Some AI researchers have long made optimistic claims about these technologies that soon reach spirit, but many others reject these claims. “If you had used these systems, you would never have said such things,” said Emad Khwaja, a researcher at the University of California, Berkeley and the University of California, San Francisco, who are exploring similar technologies.

In pursuit of AI Vanguard, Google’s research institute has spent the last few years embroiled in scandals and controversy. The department’s scientists and other staff regularly quarrel over technology and personnel matters in the episode, which often spreads to the public sphere. In March, Google fired a researcher who sought to publicly disagree with the published work of two of his colleagues. And the dismissal of two AI ethics researchers, Timnit Gabru and Margaret Mitchell, has continued to cast a shadow over the group after they criticized Google’s language models.

Mr. Lemoin, a military veteran who described himself as a pastor, former convict and AI researcher, told senior Google officials, such as global affairs president Kent Walker, that he believed LaMDA was a 7- or 8-year-old. . He wanted the company to get the consent of the computer program before running experiments on it. His claims were based on his religious beliefs, which he said the company’s human resources department discriminated against him.

Mr. Said Lemoin. “They said, ‘Have you been examined by a psychiatrist recently?'” In the months before he was put on administrative leave, the company advised him to take mental health leave.

Yan Leku, head of AI research at Meta and a key figure in the rise of neural networks, said in an interview this week that such systems are not powerful enough to achieve true intelligence.

Scientists call Google’s technology the Neural Network, a mathematical system that learns skills by analyzing large amounts of data. For example, by pointing to a pattern in thousands of cat photos, he may learn to recognize the cat.

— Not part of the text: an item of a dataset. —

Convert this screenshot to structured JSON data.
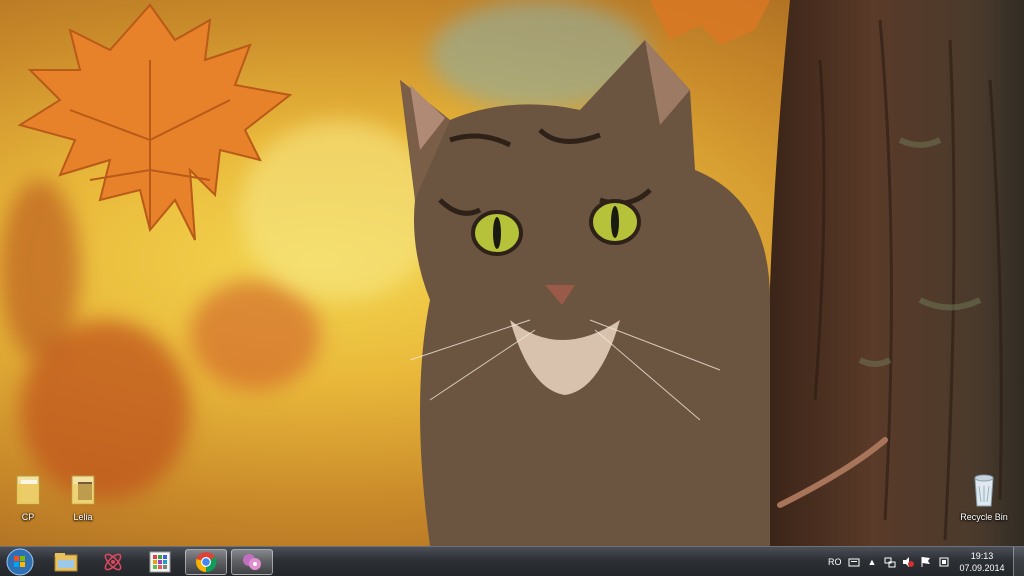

Over the years, Google and other leading companies have designed neural networks that thousands of people have learned from prose, including unpublished books and Wikipedia articles. These “large language templates” can be applied to many functions. They can summarize articles, answer questions, generate tweets, and even write blog posts.

But they are extremely flawed. Sometimes they produce the whole process. Sometimes they create nonsense. Systems are very good at recreating patterns seen in the past, but they cannot reason like humans.